Até ali, tudo tinha decorrido sem incidentes. Para trás, tinham ficado os 30 quilómetros entre Madina de Boé e Cheche, e o rio começou a ser transposto na margem sul ao fim da tarde de 5 de Fevereiro de 1969. Passaram toda a noite naquilo. Só podia seguir uma viatura pesada de cada vez. Eram 28, mais 100 toneladas de munições e equipamentos, três auto-metralhadoras Daimler e à volta de 500 militares, conta-nos o então capitão José Aparício, comandante da companhia 1790 em Madina do Boé.

Ao início da manhã de 6 de Fevereiro, só restava na margem sul um grupo de homens: dois pelotões da companhia 2405, outros dois daquela que estava em retirada. "Eram entre 100 a 120 pessoas", diz José Aparício.

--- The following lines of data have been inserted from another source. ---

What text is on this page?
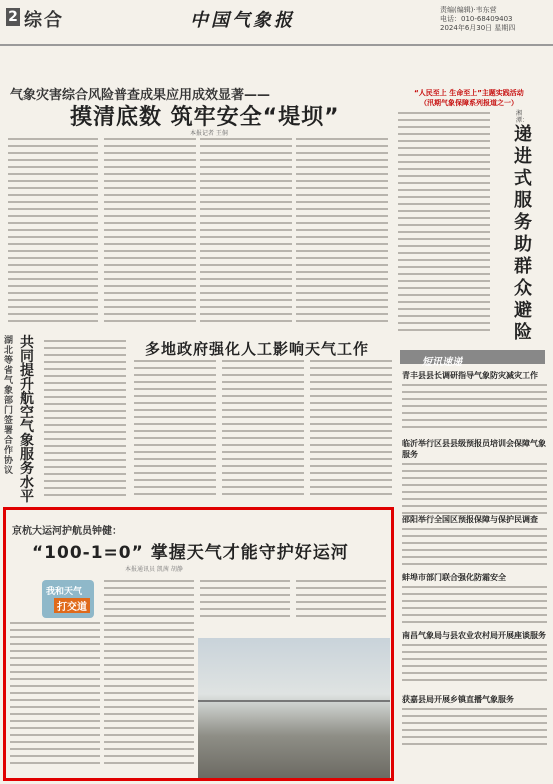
2 综合	中国气象报	责编(编辑)·韦东营
电话：010-68409403
2024年6月30日 星期四
气象灾害综合风险普查成果应用成效显著——
摸清底数 筑牢安全“堤坝”
本报记者 王侗
“人民至上 生命至上”主题实践活动
（汛期气象保障系列报道之一）
湘潭：
递进式服务助群众避险
湖北等省气象部门签署合作协议
共同提升航空气象服务水平
多地政府强化人工影响天气工作
短讯速递
青丰县县长调研指导气象防灾减灾工作
临沂举行区县县级预报员培训会保障气象服务
邵阳举行全国区预报保障与保护民调查
蚌埠市部门联合强化防霜安全
南昌气象局与县农业农村局开展座谈服务
获嘉县局开展乡镇直播气象服务
京杭大运河护航员钟健：
“100-1=0” 掌握天气才能守护好运河
本报通讯员 凯茜 胡静
我和天气
打交道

Toda a gente entrou na última jangada, que assim levava o dobro da sua lotação de segurança. Era feita por um estrado de madeira, assente em canoas e bidões de gasóleo vazios, puxada por um barco com motor fora de borda. José Aparício ia naquele grupo de homens. O alferes miliciano Rui Felício (que comandava um pelotão da companhia 2405) também.

De repente, a jangada adornou para um lado, atirando vários homens à água. Depois, balançou para o outro e cuspiu outros tanto. Ficou meio submersa, mas não foi ao fundo. José Aparício conseguiu manter-se na embarcação. Rui Felício caiu no rio.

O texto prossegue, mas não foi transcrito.